Download the Fall 2011 issue of the Roosevelt Review
By Courtney Flynn
Regina Buccola, a Roosevelt University associate professor of English and scholar in residence at the Chicago Shakespeare Theater, is co-editing a book of essays about the theater’s first 25 years.
A writer and lecturer who enjoys making the plays of William Shakespeare more accessible to teachers, students and general audiences, Buccola’s involvement with the theater dates back to the mid-1990s when she was an usher for the organization, which then operated out of the Ruth Page Theater on Dearborn Street.
In 1999 after completing her final year of graduate work at the University of Illinois at Chicago, Buccola won a grant from the Woodrow Wilson National Fellowship Foundation. That achievement enabled her to fund an internship for herself at the Midwest’s premier Shakespeare theater.
“They had just moved into the space on Navy Pier and I was there when the actors saw the theater for the first time,” Buccola recalled.
“It was really amazing. People who had been with the company a long time were crying and I was there when their new lives began.”
For their part, theater leaders are delighted with Buccola’s contributions over the years and hope her upcoming book shines a well-deserved spotlight on the theater, which attracts nearly 200,000 audience members annually, including 40,000 students and teachers.
“Even though Chicago has a reputation for being the most exciting theater city in the country, it’s still hard to be acknowledged as an international resource,” said Marilyn Halperin, the theater’s director of education and communications. “I hope this book will really put us on a much wider map in the academy itself. I think that what Gina has imagined and is helping to pull together is a real milestone and an appropriate way to celebrate our 25th anniversary.” During the internship, Buccola worked with Halperin to write a teacher handbook for a production of All’s Well That Ends Well. She also learned more about the vision of the production from the theater’s artistic director, Barbara Gaines.
That attachment to the theater and Buccola’s love for Shakespeare kept her coming back for more. “The design of the current theater is amazing,” she said. “The stage juts out into the audience so you can look across it and see other audience members and how they react and the actors can see the audience, too. I also really Professor co-edits book about Chicago Shakespeare Theater appreciate the way in which their productions connect to the political and social issues of today.”
Buccola joined Roosevelt in 2000 and teaches a variety of courses on Shakespeare and other early modern British writers, including women who have been overlooked. While at Roosevelt, she has maintained her close relationship with the theater. She presents academic lectures for teacher workshops designed to support the main stage productions and the Short Shakespeare series, and she lectures before select matinee performances.
“When Gina landed the position at Roosevelt, I was so happy we would have her as part of our scholarly life, and that feeling has only increased with the years in between,” Halperin said. “She has such a grasp of pop culture and of early modern drama and history and, of course, Shakespeare.”
By 2010, Buccola’s unofficial title of “scholar in residence” became formalized.
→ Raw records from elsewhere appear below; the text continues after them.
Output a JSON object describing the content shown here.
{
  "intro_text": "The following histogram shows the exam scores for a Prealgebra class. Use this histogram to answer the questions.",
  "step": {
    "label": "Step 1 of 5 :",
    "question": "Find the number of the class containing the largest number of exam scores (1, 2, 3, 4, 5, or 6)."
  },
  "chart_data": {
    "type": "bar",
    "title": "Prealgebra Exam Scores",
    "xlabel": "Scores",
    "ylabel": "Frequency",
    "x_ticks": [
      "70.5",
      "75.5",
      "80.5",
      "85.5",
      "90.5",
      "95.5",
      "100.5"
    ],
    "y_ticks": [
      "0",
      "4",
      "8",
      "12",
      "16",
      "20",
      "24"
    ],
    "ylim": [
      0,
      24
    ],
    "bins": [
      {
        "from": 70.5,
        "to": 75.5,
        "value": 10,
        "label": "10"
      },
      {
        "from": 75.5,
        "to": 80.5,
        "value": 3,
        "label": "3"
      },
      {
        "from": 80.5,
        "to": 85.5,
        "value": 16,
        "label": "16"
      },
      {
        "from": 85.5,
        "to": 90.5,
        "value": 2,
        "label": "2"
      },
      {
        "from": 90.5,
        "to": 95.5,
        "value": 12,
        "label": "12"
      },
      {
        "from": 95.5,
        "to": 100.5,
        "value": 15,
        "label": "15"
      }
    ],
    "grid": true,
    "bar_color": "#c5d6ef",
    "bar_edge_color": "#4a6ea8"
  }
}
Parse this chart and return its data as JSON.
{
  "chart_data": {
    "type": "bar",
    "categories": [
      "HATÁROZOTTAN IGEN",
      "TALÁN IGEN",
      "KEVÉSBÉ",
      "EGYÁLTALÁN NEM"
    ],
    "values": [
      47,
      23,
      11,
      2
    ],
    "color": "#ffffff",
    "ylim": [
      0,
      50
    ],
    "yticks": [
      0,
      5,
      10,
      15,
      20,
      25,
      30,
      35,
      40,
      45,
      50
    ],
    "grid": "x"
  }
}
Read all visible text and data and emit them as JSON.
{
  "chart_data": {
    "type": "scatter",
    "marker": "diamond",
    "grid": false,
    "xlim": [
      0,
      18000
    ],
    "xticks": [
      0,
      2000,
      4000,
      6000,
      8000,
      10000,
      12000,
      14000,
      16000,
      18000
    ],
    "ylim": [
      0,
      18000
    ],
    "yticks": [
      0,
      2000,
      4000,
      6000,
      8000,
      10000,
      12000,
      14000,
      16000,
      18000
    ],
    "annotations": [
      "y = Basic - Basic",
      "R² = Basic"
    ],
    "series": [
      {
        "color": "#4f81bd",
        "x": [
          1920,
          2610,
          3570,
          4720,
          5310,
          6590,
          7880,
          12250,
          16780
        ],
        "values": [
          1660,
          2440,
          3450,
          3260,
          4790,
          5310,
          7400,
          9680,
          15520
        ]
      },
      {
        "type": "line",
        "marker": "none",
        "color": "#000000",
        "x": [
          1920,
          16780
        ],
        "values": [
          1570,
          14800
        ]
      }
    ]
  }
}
The theater’s executive director, Criss Henderson, suggested the change after learning that Halperin introduced Buccola as such during each of her lectures. Since that time, Buccola has added private lectures for theater board members and donors, some of whom also serve on Roosevelt’s Board of Trustees.
The synergy between Roosevelt and the theater has served as a source of pride for Buccola. And that sentiment is mutual. “As an institution, we want our walls to be permeable and our reach in the community to be broad,” Halperin said. “The kind of partnership we have with Roosevelt helps us do that.” Buccola is not the only Roosevelt educator to have worked with the theater over the years. Stephen Bennett, an adjunct faculty member in the English Department, serves as a visiting scholar at the theater. When he taught a Shakespeare class a couple of years ago, he brought some of his students to the theater to see a production of The Taming of the Shrew.
“It was so great to be studying it and then to see a fabulous production of it and go back to the classroom and talk about it,” Bennett said. “Blurring the lines between the stage and the classroom enriched the experience.”
In addition, Joel Fink, former director of the Theatre Conservatory at Roosevelt, helped establish internships for Roosevelt students at the theater beginning in 1996. Countless Roosevelt students have had the opportunity to study in the classroom and also gain real-life theater experience through internships. “Roosevelt’s educational philosophy is similar to ours,” Halperin said. “We’re reaching out to people from all walks of life. This is not a place simply for a certain part of our society. I think Roosevelt lives that and I think we do, too. This is an example of two institutions coming together to supplement the strengths of the other. How lucky we are to be in a city that allows for that.”